The damage to the infrastructure includes water and waste water treatment facilities, roads and bridges, public buildings, debris removal, and utility systems.
"Those dollars that go to local government and county government," said Cappannari. "That would reimburse for damages that are eligible. That would be public infrastructure like roads and bridges. It could also be emergency protective measures like sandbagging."
$85 million in damages has been caused to private homes and businesses, according to the Governor’s office, and 2,067 homes and 341 businesses have been destroyed or damaged.
"Those are dollars that would go to individuals," said Cappannari. "Directly to individuals if they are deemed eligible."
The report also outlines an estimated $400 million loss to cow and calf operations, along with an additional $1 million a day because of increased transportation costs. The feed loss has totaled $36 million and the crop/planting loss is estimated to be about $440 million.
Other notes from an 8-page report from the Governor’s office written as part of a request to the Federal Emergency Management Agency (FEMA) include multiple communities being without drinking water.
Boyd County hasn’t had drinking water for over a day, the report states, and drinking water issues exist in at least five counties, with more anticipated.

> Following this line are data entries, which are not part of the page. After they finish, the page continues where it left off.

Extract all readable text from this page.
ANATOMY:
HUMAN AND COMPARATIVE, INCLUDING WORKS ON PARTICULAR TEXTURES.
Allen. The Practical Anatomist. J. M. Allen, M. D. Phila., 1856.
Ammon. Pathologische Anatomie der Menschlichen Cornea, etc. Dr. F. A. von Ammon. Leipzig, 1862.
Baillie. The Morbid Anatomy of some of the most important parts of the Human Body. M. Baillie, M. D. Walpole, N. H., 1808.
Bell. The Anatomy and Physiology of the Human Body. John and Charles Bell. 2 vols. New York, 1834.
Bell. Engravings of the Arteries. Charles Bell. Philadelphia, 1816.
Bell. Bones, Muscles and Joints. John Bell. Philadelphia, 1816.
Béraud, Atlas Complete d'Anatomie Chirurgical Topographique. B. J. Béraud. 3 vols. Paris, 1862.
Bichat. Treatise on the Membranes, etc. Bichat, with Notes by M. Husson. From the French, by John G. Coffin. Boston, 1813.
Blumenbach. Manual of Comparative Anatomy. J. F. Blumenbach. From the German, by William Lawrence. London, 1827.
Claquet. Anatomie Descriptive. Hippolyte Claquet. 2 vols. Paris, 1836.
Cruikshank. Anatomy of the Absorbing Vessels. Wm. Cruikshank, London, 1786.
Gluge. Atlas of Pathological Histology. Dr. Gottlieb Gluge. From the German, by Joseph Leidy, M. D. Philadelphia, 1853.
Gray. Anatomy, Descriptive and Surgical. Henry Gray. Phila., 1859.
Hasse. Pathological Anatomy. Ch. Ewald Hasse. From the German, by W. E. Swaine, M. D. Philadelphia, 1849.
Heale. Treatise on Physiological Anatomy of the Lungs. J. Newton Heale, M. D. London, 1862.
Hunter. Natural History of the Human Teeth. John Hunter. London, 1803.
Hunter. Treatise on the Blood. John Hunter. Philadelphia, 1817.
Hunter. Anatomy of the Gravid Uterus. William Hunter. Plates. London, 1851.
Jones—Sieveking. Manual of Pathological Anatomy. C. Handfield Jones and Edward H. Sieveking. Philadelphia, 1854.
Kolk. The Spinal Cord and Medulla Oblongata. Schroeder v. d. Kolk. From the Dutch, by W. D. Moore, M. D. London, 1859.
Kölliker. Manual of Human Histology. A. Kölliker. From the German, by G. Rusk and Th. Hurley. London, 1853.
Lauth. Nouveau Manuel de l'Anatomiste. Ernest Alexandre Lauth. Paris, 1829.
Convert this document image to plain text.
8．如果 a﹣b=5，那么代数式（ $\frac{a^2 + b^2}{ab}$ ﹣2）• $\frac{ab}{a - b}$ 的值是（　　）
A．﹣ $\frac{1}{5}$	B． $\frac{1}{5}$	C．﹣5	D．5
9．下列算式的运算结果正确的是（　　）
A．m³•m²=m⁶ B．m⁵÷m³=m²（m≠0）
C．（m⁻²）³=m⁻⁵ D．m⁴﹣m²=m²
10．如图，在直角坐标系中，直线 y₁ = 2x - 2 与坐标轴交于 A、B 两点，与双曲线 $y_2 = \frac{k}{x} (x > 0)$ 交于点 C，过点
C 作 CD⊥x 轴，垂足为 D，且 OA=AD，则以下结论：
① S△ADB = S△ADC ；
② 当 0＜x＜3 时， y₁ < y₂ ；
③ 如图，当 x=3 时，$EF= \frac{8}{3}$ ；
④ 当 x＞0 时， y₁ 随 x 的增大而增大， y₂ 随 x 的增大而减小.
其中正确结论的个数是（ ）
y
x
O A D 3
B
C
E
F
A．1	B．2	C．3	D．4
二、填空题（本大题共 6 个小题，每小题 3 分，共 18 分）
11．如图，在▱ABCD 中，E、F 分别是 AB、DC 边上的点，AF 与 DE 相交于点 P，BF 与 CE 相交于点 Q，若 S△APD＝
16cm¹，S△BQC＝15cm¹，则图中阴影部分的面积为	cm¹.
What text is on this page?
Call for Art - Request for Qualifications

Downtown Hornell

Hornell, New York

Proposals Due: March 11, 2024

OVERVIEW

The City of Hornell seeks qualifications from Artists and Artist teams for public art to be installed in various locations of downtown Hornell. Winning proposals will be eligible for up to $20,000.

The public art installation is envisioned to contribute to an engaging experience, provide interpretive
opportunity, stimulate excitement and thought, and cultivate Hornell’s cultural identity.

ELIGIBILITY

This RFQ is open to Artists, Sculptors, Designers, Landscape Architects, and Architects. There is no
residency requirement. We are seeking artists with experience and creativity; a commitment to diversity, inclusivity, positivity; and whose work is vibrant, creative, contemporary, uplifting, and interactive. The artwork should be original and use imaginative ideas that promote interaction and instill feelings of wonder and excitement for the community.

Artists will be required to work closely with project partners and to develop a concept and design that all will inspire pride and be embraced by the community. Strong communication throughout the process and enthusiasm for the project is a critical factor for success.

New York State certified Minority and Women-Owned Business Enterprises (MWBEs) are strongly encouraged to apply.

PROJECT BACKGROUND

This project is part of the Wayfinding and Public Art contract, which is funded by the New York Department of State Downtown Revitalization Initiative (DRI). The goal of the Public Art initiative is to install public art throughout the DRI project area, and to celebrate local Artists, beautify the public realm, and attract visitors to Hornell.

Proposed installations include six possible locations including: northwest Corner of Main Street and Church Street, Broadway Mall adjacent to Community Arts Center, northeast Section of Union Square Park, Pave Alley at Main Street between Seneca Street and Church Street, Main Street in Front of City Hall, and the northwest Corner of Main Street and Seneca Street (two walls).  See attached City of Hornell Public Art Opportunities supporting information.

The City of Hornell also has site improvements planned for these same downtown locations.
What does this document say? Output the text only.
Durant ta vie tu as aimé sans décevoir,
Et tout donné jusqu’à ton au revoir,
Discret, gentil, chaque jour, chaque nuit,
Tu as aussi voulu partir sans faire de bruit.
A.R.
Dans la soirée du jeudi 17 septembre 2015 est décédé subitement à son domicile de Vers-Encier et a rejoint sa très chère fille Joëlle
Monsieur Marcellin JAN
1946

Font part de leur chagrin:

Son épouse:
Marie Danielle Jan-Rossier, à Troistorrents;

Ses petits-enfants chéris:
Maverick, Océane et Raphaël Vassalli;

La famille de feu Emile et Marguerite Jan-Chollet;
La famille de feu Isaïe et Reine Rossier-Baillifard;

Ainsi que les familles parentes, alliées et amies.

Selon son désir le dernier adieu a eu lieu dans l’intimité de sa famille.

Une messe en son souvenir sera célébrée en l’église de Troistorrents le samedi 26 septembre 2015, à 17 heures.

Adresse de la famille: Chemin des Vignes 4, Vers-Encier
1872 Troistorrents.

Sarpy County has reported $100,000 in damages to their waste water treatment facility.
Evacuations have taken place in 20 counties and several communities still have no access in or out, the report states.
In addition, several critical levees have either overtopped, are expected to, or have been destroyed along the Elkhorn, Niobrara, Loup, Platte and Missouri Rivers.
The report also mentions the city of Lincoln and its mandatory water restriction.
Lancaster County is mentioned as a county in need of Public Assistance.